Event at Community Park will be August 1
By Julie Gerke
Photos courtesy of Leslie Forsman
An annual event designed to bring together the community and first responders will return this year to Community Park in Jacksonville.
National Night Out (NNO) will be 5:30 to 8 p.m. on Aug. 1 at the park, located at the southwest corner of the intersection of Main Street and Morton Avenue. Attendees should enter through the South Main Street entrance; drivers will be guided to parking spaces in grassy areas.
The free festival is part of a national event held annually on the first Tuesday of August. The Jacksonville event has been in place since at least 2016, with time off in 2020-21 because of COVID-19. It is cosponsored by Crime Stoppers of Morgan, Cass and Scott counties and the Jacksonville Police Department Citizen’s Police Academy Alumni group.

First responders will represent a number of agencies: Jacksonville and South Jacksonville police and fire departments; Morgan County Sheriff’s Department; Beardstown, Chapin and Waverly police departments; Illinois State Police; West Central Illinois 911 Dispatch; Morgan County Emergency Management Agency; Morgan County Coroner’s Office; LifeStar Ambulance; and possibly utility restoration crews. Air Evac Lifeteam will have a static helicopter display.
By mid-July, booths included Jacksonville Memorial Hospital, Jacksonville Public Library, Boy Scouts, Crisis Center Foundation, Lil’ Red Wagon; Midwest Youth Services; The Salvation Army; and Morgan County Extension, among others.

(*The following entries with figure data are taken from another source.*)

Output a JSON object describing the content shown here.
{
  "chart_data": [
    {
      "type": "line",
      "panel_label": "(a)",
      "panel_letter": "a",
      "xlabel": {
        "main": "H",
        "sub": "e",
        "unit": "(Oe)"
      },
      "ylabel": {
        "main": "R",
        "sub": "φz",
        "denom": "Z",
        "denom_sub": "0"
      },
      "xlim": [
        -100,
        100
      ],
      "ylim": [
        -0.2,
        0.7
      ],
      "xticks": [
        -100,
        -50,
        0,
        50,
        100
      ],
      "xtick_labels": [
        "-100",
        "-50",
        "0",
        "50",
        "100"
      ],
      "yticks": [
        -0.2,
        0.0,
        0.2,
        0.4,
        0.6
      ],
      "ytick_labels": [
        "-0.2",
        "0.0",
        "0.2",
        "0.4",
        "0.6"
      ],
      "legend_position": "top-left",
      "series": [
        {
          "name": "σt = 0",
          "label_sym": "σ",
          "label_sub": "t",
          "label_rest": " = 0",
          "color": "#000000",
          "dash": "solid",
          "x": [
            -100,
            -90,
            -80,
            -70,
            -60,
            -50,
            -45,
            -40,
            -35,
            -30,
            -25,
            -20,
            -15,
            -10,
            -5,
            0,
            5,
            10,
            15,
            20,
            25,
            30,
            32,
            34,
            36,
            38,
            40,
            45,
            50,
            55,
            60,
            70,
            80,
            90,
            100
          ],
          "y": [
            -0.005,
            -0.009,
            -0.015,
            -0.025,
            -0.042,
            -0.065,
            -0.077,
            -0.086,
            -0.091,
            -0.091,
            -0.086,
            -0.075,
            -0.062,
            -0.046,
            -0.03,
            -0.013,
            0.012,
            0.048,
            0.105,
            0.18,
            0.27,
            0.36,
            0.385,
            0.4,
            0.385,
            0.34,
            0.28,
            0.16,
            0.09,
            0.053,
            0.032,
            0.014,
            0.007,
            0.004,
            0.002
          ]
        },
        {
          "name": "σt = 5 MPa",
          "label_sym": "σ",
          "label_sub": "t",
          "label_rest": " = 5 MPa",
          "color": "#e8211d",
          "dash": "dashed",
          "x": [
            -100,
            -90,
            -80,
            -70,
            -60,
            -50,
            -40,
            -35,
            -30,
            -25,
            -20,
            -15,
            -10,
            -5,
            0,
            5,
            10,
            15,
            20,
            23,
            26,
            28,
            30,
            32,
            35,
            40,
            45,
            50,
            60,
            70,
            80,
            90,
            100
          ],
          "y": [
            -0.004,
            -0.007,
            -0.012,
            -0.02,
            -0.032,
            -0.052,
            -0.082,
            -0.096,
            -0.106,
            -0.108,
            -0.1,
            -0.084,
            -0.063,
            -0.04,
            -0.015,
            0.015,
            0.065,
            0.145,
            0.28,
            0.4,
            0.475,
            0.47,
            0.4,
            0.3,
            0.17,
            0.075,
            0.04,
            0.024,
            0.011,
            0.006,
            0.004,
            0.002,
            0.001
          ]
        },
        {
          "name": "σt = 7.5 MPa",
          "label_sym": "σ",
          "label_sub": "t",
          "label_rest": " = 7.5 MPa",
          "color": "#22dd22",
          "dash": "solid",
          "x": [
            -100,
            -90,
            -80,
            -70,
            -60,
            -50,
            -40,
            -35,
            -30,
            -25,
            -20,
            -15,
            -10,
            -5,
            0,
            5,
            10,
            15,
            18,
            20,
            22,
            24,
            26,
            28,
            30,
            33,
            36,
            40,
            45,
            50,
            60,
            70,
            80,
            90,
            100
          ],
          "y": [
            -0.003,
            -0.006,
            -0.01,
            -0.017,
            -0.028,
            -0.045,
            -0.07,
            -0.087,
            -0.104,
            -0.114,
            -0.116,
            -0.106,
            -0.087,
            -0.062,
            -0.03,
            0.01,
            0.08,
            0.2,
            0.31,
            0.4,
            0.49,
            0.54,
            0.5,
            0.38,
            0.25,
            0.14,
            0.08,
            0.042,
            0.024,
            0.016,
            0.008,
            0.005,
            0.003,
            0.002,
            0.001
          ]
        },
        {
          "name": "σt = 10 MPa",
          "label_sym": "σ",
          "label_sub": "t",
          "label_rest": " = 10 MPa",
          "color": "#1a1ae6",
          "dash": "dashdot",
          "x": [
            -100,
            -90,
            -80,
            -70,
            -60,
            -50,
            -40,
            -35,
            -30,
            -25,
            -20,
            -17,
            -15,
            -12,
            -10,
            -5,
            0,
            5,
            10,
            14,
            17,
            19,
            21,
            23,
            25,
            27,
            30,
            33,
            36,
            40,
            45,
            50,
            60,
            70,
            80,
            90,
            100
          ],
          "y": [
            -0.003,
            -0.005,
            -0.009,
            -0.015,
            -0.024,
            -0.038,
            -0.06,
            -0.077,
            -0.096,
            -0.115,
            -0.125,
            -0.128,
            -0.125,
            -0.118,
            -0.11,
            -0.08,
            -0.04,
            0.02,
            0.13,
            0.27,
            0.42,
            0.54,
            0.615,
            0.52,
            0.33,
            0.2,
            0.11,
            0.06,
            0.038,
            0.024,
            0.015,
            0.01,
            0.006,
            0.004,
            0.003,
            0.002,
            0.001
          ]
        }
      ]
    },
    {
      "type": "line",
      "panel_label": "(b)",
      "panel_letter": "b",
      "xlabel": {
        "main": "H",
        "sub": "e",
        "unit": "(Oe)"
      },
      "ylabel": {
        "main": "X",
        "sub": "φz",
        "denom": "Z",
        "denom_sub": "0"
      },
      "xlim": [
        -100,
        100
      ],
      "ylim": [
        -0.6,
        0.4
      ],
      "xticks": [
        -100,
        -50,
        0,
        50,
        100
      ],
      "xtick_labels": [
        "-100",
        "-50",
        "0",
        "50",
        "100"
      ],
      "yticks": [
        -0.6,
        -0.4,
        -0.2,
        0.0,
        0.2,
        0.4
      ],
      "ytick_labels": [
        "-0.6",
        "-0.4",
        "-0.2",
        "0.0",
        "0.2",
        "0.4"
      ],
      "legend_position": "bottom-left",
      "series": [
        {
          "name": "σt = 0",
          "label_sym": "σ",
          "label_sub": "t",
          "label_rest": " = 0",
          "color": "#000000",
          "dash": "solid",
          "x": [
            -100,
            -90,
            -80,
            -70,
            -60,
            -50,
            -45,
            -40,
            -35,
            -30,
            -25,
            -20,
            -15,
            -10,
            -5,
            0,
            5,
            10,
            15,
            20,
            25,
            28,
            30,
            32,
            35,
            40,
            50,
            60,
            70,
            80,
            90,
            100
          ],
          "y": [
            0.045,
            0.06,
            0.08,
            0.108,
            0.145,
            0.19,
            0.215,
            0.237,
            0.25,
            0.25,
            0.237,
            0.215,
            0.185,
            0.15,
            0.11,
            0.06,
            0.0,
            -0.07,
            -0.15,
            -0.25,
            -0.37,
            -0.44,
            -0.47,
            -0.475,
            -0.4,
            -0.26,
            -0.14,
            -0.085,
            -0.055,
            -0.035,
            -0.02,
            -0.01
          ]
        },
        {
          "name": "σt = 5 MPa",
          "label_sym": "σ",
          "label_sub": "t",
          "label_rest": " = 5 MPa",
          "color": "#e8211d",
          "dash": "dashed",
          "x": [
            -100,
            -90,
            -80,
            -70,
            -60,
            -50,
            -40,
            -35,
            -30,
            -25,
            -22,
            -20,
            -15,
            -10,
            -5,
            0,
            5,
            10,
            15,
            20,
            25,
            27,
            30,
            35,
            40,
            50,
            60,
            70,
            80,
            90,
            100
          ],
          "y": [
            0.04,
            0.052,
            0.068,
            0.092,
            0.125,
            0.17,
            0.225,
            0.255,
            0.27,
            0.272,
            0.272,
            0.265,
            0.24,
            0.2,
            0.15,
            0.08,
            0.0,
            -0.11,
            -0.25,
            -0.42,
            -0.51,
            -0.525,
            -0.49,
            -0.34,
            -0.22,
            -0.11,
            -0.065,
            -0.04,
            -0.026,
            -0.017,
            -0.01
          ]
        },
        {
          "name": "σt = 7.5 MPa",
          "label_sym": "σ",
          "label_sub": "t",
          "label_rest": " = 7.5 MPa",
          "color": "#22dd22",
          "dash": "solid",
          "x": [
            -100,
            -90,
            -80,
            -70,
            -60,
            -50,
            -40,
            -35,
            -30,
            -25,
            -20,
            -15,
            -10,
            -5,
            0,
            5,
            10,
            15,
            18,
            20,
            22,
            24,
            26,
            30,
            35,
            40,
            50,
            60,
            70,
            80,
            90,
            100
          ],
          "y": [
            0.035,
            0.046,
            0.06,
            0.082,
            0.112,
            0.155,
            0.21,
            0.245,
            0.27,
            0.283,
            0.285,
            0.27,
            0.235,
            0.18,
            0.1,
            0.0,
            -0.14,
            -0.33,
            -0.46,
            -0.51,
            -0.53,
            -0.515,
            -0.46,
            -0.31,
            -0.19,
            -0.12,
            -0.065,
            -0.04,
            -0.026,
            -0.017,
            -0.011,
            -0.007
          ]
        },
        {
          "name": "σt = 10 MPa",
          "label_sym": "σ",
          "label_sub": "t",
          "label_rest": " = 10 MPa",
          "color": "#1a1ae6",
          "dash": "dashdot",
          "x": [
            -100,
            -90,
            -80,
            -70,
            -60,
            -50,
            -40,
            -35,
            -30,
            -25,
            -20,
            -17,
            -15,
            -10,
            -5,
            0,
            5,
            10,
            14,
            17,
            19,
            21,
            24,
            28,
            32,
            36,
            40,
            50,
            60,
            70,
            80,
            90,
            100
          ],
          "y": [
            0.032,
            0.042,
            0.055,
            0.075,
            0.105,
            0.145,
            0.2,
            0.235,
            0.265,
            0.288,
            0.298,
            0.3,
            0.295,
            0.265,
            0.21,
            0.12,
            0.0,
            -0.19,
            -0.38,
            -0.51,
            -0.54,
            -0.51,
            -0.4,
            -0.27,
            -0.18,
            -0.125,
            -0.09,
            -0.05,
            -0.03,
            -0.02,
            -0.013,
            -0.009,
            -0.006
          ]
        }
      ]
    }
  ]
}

Activities and programs will include bounce houses, Ferris wheel rides, CPR practice, the fire department smoke house and police department drone and special response team displays. Organizers hope to have child identification kits available.

Last year’s event drew at least two dozen vendors and about 350 attendees. The Zingabad Grotto Bus will offer food and drink for sale; those proceeds provide funds for various local charities. No alcoholic beverages are allowed in the park, and younger children need to be accompanied by an adult.
“It was a gorgeous night [last year]. People were anxious to get out,” said Leslie Forsman, board secretary for Crime Stoppers and a NNO planning committee member. “Everybody seems to have a wonderful time.”
National Night Out, founded in Pennsylvania in 1984, was designed as a meet-and-greet opportunity between community members and police; Jacksonville is among 195 Illinois communities and 17,000 cities nationwide to participate.
“It’s a very pleasant evening,” Forsman said. “The community gets along and has a good time and learns about services in the area.”
The event costs just under $1,000 to mount, Forsman said, to cover the cost of Ferris wheel rental, a disc jockey, the bounce houses and portable toilets.